Agyn: Multi-Agent System Achieves 72.2% Success Rate on Software Engineering Tasks Through Team-Based Approach
Key Takeaways
- ▸Multi-agent team structure outperforms single-agent approaches on software engineering tasks, achieving 72.2% resolution rate on SWE-bench 500
- ▸Agent specialization with defined roles (coordinator, researcher, implementer, reviewer) mirrors real-world engineering teams and improves task execution
- ▸Organizational design and infrastructure may be as critical as underlying model improvements for advancing autonomous software engineering capabilities
Summary
Researchers have introduced Agyn, a fully automated multi-agent system that approaches autonomous software engineering by replicating real-world team structures rather than treating code resolution as a monolithic process. The system assigns specialized agents to distinct roles including coordination, research, implementation, and review, providing them with isolated sandboxes and enabling structured communication channels. Built on an open-source platform for configuring agent teams, Agyn follows a defined development methodology encompassing analysis, task specification, pull request creation, and iterative review—all without human intervention.
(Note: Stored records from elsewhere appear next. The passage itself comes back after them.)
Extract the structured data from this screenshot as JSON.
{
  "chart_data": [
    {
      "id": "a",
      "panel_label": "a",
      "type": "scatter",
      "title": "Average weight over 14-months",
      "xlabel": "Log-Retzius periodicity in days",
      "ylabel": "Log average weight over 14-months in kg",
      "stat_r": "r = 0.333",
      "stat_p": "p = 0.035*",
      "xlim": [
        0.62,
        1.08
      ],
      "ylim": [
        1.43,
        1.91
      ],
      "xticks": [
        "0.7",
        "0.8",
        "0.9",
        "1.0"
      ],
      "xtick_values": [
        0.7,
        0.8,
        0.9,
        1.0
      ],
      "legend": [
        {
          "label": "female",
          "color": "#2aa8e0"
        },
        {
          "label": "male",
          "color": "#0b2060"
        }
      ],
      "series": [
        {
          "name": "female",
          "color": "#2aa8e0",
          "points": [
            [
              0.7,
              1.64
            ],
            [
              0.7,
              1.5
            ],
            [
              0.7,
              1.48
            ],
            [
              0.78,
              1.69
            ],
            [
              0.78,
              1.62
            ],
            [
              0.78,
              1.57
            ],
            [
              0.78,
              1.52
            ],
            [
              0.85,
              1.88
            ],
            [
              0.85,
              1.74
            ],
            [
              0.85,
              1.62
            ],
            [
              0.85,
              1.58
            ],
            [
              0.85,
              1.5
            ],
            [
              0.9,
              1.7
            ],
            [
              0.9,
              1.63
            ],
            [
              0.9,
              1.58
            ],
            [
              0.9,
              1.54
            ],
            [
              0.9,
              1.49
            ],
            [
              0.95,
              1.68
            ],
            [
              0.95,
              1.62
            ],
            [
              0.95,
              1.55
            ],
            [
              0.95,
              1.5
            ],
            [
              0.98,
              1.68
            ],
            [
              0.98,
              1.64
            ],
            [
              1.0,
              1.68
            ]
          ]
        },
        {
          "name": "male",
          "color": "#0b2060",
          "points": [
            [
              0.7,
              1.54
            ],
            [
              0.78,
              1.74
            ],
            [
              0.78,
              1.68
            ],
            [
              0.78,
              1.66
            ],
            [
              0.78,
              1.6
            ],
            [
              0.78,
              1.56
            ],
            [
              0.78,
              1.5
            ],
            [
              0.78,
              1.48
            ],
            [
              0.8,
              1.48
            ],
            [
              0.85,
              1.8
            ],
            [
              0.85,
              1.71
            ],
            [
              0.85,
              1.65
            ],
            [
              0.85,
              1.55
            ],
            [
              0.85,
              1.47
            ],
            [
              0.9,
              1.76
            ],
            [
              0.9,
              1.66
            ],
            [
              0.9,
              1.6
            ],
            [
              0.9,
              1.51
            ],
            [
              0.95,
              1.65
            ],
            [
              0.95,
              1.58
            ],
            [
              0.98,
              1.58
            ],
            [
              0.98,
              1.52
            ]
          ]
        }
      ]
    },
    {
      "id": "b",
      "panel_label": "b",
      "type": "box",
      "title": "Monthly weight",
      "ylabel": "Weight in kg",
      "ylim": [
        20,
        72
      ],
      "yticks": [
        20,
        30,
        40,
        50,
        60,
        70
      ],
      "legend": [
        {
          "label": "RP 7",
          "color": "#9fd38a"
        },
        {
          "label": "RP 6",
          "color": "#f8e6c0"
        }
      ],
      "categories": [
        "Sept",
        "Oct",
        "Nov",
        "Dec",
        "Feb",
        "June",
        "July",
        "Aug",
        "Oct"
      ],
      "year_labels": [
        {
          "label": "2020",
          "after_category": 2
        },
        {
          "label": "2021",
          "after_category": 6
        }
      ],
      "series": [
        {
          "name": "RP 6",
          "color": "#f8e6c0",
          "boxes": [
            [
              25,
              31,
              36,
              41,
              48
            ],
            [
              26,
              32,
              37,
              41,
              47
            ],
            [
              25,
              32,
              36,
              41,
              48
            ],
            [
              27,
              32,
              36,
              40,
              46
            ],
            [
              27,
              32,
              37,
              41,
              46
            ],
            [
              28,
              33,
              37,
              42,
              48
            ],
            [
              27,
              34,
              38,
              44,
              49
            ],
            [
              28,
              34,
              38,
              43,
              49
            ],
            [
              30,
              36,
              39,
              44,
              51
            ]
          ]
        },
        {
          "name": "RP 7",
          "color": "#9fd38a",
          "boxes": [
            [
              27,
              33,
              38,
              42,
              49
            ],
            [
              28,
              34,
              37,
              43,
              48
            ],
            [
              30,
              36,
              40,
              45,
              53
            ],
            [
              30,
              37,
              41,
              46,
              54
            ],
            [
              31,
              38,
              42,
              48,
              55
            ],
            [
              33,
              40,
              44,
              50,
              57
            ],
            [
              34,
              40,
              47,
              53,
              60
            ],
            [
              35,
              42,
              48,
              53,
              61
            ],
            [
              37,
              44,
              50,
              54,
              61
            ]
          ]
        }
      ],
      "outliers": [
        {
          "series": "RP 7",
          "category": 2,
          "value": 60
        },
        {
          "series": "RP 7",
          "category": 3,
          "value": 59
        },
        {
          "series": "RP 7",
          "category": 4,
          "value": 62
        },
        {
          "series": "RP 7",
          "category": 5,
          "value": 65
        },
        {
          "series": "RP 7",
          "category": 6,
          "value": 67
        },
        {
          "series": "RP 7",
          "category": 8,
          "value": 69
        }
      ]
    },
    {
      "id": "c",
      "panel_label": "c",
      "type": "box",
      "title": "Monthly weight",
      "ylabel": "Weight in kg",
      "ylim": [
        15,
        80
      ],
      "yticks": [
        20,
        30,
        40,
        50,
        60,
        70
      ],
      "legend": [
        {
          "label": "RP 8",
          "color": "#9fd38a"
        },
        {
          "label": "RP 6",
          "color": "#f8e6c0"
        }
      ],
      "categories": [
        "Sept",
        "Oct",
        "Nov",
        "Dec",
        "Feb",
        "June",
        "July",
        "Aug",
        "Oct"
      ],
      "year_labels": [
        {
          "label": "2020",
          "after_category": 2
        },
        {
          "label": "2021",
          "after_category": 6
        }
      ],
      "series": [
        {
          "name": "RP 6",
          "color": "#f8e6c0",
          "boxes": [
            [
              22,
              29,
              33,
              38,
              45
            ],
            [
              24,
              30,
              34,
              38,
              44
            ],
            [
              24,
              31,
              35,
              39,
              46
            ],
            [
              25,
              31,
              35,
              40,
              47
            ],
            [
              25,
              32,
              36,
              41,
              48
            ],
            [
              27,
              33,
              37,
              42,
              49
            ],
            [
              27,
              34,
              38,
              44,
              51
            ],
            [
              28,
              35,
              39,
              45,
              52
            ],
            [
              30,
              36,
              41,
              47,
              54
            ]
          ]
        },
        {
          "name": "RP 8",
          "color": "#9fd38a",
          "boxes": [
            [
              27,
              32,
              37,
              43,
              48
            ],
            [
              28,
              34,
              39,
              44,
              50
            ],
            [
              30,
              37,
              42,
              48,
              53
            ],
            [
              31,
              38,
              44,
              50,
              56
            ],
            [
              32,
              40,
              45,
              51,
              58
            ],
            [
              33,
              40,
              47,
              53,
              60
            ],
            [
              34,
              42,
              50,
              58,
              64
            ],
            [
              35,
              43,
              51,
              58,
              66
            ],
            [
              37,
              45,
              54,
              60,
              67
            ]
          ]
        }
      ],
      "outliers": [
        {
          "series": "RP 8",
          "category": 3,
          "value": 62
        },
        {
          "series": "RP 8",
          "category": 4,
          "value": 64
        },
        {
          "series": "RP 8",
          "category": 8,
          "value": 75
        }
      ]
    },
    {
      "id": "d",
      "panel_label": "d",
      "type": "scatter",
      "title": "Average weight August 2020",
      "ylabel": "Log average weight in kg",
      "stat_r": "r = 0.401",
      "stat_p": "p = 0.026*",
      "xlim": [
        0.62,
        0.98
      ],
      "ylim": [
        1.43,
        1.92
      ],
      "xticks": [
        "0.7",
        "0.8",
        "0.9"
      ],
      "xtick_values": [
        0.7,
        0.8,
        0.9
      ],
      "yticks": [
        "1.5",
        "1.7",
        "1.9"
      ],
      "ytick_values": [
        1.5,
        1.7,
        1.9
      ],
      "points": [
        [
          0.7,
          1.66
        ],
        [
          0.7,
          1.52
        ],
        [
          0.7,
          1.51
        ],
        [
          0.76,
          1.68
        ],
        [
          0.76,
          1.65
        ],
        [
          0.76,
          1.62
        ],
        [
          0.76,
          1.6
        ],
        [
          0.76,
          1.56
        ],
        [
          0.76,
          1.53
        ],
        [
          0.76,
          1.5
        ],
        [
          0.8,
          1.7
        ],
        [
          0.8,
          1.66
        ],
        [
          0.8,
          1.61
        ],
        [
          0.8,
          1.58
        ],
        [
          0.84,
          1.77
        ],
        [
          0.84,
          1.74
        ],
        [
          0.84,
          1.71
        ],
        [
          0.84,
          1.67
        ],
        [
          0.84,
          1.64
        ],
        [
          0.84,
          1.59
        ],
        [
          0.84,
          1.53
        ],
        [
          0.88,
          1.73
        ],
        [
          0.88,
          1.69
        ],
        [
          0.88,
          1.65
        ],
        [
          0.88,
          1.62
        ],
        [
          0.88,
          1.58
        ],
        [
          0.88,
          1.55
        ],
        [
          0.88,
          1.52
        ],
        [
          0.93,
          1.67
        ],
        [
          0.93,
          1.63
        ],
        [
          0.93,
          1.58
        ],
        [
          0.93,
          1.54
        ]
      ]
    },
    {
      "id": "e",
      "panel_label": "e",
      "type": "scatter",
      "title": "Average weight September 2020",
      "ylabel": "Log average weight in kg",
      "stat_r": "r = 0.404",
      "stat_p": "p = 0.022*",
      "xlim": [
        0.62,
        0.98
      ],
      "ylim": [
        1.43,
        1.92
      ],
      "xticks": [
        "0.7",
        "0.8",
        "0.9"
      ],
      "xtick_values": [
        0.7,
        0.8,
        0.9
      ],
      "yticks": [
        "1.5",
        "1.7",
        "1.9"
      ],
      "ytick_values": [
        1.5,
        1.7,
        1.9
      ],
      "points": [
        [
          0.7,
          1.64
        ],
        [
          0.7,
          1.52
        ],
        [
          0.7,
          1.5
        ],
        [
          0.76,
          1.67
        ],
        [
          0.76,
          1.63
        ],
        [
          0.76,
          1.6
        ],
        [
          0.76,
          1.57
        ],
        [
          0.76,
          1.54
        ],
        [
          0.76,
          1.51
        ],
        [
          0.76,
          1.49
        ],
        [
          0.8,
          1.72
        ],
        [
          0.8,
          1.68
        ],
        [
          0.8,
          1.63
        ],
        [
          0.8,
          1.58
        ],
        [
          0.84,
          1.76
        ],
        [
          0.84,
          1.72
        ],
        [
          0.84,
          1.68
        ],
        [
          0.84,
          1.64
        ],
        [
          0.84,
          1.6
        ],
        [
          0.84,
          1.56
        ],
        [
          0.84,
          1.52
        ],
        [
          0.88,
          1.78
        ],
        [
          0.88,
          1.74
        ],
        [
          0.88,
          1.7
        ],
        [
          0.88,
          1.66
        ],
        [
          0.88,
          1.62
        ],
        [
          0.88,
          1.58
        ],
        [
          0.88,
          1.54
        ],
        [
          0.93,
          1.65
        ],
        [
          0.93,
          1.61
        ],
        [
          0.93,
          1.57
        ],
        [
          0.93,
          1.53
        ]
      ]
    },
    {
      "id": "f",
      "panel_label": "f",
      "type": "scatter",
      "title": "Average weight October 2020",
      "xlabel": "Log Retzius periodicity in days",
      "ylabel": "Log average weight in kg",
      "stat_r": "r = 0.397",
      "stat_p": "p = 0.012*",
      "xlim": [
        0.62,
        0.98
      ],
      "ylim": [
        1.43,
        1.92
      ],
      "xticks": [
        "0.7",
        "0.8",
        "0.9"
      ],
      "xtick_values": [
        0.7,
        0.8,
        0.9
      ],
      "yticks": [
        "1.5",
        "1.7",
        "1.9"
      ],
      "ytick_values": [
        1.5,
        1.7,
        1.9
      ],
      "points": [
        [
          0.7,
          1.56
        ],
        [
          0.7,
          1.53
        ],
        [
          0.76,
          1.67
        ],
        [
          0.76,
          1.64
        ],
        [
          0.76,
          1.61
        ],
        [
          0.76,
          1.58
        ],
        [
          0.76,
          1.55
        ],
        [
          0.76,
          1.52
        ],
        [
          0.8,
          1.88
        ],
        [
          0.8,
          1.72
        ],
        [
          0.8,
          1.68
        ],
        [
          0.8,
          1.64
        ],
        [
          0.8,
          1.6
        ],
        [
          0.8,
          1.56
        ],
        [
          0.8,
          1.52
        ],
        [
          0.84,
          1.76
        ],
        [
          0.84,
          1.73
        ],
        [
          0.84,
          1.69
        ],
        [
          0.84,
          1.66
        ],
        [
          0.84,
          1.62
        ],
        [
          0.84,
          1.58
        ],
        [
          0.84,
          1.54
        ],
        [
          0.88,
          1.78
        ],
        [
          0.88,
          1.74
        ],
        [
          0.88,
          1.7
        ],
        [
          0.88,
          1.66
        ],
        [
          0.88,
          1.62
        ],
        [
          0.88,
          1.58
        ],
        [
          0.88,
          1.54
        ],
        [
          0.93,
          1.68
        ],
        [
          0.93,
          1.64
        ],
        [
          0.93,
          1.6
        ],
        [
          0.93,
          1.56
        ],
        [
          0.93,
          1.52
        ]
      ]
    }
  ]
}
When evaluated on SWE-bench 500, Agyn resolved 72.2% of tasks, outperforming single-agent baselines using comparable language models. The system was designed for real production use and was not optimized specifically for benchmark performance, suggesting genuine practical applicability. The research demonstrates that organizing autonomous agents into teams with clear methodologies and communication protocols significantly improves software engineering task completion rates.
Editorial Opinion
Agyn's results underscore an important insight: autonomous systems may benefit more from better organizational design than from raw model scaling. By mirroring the collaborative structures of human engineering teams—with role specialization, structured communication, and iterative review—the system achieves impressive benchmark performance without task-specific tuning. This suggests the field should invest more in agent infrastructure and team dynamics alongside model development.